The topic of opioids, particularly as they relate to addiction and overdose (as opposed to treatment of chronic pain) has inserted itself in the fast-moving madness of politics.
This is evidenced by presidential candidates on both sides of the aisle addressing the topic of opioid addiction, and by the way in which the Centers for Disease Control and Prevention (DCD) secretively attempted to significantly reduce access to opioids in its controversial Guideline for Prescribing Opioids for Chronic Pain, which Congress and others have questioned.
Tonight, President Obama delivers his final State of the Union address to the joint session of Congress, where he will discuss economic progress, action on climate change, global American leadership, health care reform, social progress and equality, according to WhiteHouse.gov.
One thing many of the 100 million Americans who suffer in chronic pain wonder is, “Will the topic of opioids be raised, and if so, will pain sufferers be represented?”
Look at some of the invited guests and the answer seems clear.
The First Lady historically invites guests that exemplify the themes and ideals that the President lays out in his address. This year, 24 seats are located in the box with the First Lady, Dr. Jill Biden and Valerie Jarrett. Twenty three individuals have been invited, and one seat will be left vacant as a statement about victims of gun violence.
One of the First Lady’s guests is Cary Dixon. Cary is an opioid reform advocate whose adult son has a prescription abuse disorder. Dixon’s experience represents the Administration’s position on opioids, which is, “prescription drug abuse and heroin use have taken a heartbreaking toll on too many Americans and their families.”
Other guests who will sit with the First Lady include a Syrian refugee, a mayor from Shelby County, TN, a same-sex marriage advocate, a police chief, an Affordable Care Act “navigator,” the CEO of Microsoft, among others. Each represent something that is important to the President’s legacy or his going-forward political agenda. Each represent different slices of America – some very small, and a few large. None represent the 100 million Americans in pain.
Some members of Congress have invited guests that have a position on opioids.
Rep. Richard Neal (D-MA) and Sen. Edward Markey (D-MA) have invited Mass. Attorney General, Maura Healey, who will attend the speech and push for federal help combating opioid abuse.
Healey is known for making Amphastar Pharmaceuticals pay the state $325,000 to cover the cost of Narcan, which had risen from about $22 per dose to $65 per dose.
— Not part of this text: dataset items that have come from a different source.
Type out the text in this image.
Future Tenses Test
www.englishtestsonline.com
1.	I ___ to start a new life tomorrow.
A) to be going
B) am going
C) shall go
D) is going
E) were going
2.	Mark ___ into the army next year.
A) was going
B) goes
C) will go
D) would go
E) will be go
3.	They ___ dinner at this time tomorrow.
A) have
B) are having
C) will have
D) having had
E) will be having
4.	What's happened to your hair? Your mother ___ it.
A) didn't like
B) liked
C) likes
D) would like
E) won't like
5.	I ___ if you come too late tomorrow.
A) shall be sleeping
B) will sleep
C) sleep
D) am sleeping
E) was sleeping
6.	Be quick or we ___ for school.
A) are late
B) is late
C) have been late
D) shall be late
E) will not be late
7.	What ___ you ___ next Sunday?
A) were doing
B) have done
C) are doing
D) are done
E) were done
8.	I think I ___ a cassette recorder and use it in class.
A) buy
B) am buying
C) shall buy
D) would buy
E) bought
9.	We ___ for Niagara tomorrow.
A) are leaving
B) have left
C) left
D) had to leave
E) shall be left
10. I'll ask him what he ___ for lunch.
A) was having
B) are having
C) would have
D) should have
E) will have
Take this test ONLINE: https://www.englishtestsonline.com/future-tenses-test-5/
Sen. Tim Kaine (D-VA) has invited Don Flattery, who lost his son to an opioid overdose in 2014. Flattery has become an advocate in the fight against opioid addiction and is a member of the Governor’s Task Force on Prescription Drug and Heroin Abuse. Sen. Kaine introduced legislation to help prevent opioid overdose deaths by encouraging physicians to co-prescribe naloxone alongside opioid prescriptions and by making naloxone more widely available in federal health settings.
Sen. Mark Kirk (R-ILL) has invited Mark Filler, who lost is son to a heroin overdose in 2014, and is an advocate for increasing access to naloxone. Filler started the Jordan Michael Filler Foundation, which promotes the message that substance abuse is a medical disease that should be treated accordingly.
America does have a serious opioid addiction and overdose problem. And, it needs to be addressed.
The growing fear is that the government’s proposed solutions to the addiction and overdose problem may do great harm to people in pain by limiting access to critically important care and pain medicines. As such, there is a growing fear that only one side of a two-sided issue will be heard.
The State of the Union address starts at 9:00 pm ET.